Cytodiagnostic aspects of lung adenocarcinoma manifesting with micropapillary pattern in sputum

A case report of potential diagnostic pitfall



The micropapillary pattern of lung adenocarcinoma was discussed in the 2004 World Health Organization classification and is now proposed as a distinct pattern in the new International Multidisciplinary Classification of Lung Adenocarcinoma Guidelines. The micropapillary pattern is histologically characterized by papillary tufts lacking a central fibrovascular core and is associated with an unfavorable prognosis. Herein, we report the cytological features of lung adenocarcinoma with the micropapillary pattern in a sputum specimen. A 75-year-old woman presented with a productive cough, blood-tinged sputum, and some symptoms of upper respiratory tract infection. The initial impressions from her chest radiograph and computed tomography scan indicated pneumonia. However, the initial sputum cytology sample showed a few clusters of cells with abnormal three-dimensional structure, interpreted as adenocarcinoma.
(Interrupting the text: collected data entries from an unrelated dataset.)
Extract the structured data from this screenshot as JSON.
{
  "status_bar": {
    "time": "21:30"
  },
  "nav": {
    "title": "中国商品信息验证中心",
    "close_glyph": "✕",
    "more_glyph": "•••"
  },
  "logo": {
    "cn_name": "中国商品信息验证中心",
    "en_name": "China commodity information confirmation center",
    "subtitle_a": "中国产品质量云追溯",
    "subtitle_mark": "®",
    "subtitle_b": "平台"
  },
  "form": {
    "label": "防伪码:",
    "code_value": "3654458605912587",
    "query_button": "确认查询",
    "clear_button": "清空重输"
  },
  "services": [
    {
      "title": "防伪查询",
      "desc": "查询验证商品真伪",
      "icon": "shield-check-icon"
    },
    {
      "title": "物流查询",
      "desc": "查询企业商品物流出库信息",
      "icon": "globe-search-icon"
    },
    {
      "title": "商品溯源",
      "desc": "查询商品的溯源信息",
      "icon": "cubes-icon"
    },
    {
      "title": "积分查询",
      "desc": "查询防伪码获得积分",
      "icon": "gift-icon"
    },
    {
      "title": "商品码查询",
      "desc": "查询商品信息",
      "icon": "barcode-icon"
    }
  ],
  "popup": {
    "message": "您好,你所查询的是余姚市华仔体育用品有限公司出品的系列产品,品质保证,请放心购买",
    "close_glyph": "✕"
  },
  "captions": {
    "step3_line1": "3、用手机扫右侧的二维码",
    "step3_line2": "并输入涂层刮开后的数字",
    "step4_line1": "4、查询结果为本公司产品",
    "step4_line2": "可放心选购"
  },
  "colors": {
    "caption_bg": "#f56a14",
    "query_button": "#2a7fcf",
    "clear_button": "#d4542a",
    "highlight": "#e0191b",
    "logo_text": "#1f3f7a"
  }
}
These cells were small and had minimal cytologic atypia, demonstrating a potential diagnostic pitfall. The following biopsy confirmed lung adenocarcinoma with the micropapillary pattern. Here, we describe this case and discuss the differential diagnosis of pulmonary entities exhibiting similar morphologies. Diagn. Cytopathol. 2014;42:902–905. © 2014 Wiley Periodicals, Inc.